Walkerton’s E-coli outbreak pushed the town to upgrade water treatment facilities.
According to the article, in early 2000, an E-coli outbreak ensued in Walkerton due to decades of underinvestment in their water infrastructure. The outbreak has sickened almost half of the town’s population of 5000 and killed seven people.
The incident has pushed the town to upgrade pipes and water treatment facilities, creating the Walkerton Clean Water Centre to ensure that the tragedy will not happen again. The article notes that investments still lag despite investment in clean and safe drinking water, wastewater, and stormwater infrastructure.
Although water rates are increasing in Canada, it is still lower compared to some countries or cities worldwide. For instance, comparing the water rates between Waterloo, Ontario to Lansing, Michigan, both cities have roughly the same population. The article says that residents in Waterloo are paying $2.50 CDN for a cubic foot of water to Lansing’s $120 US, a 4,700% price difference for the same volume of water.
But when it comes to the actual cost of water, it is how municipal governments define it.

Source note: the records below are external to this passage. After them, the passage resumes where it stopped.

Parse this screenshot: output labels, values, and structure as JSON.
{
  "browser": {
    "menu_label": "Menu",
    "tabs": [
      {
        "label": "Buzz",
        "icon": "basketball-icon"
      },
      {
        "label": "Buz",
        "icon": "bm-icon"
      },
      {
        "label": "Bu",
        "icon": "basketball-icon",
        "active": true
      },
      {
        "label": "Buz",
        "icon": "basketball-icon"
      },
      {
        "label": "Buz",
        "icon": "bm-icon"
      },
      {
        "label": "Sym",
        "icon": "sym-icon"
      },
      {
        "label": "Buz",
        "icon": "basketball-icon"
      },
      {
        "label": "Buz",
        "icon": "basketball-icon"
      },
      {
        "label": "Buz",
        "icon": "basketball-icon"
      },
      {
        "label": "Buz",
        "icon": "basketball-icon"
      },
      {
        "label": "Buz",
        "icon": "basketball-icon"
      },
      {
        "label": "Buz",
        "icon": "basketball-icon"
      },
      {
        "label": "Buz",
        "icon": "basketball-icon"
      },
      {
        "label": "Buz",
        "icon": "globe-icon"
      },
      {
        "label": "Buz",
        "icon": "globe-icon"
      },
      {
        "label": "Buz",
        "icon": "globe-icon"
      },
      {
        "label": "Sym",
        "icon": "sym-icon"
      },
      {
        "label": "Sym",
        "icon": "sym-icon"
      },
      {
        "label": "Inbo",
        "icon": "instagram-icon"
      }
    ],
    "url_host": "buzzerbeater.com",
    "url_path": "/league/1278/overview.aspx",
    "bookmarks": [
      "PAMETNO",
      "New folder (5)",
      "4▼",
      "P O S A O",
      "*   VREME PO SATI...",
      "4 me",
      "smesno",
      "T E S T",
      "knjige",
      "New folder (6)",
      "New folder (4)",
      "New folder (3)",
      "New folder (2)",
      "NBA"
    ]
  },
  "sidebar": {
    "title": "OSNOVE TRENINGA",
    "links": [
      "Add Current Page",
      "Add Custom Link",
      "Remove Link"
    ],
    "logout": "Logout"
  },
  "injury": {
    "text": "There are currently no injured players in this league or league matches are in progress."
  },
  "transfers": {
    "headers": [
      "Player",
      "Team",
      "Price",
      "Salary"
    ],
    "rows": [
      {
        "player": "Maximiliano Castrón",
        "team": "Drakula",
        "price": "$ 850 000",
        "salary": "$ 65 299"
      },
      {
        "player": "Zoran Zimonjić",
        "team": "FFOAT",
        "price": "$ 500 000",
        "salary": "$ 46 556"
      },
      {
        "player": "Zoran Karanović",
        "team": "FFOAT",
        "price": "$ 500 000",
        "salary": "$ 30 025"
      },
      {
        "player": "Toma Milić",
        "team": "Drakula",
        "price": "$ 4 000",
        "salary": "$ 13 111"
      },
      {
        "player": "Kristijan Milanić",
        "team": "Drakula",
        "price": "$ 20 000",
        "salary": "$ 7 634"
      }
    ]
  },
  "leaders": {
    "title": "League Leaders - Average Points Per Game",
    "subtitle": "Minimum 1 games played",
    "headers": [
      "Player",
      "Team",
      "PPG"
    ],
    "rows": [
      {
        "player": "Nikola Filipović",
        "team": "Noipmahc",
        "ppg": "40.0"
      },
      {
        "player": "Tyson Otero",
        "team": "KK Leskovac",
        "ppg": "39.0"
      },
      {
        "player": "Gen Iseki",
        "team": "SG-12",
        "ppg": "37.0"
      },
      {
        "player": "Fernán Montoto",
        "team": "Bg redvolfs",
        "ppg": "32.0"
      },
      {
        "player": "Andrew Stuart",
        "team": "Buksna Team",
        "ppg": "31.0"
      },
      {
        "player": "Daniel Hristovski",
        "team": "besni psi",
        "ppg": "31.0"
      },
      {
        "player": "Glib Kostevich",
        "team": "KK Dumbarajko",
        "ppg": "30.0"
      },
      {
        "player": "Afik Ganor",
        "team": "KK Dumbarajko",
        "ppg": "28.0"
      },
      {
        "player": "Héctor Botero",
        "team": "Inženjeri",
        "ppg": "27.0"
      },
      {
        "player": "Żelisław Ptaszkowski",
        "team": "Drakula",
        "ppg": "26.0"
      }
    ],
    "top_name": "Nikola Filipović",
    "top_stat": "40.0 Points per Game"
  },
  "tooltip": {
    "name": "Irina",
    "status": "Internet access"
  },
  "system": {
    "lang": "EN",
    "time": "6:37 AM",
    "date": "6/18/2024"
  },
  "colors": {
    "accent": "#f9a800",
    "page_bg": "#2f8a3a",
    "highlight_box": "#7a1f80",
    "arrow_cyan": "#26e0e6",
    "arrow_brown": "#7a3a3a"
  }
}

Most consumers have no idea what they are paying for their water, signifying a knowledge gap.
The actual cost of water may consist of its delivery cost or additional costs like the cost to the environment, requiring extensive cost-benefit analysis, especially since these expenses are passed on to consumers.
As with Ontario, Canada’s significant underinvestment in its water infrastructure for decades is catching up with the present generation now paying for the investment gap.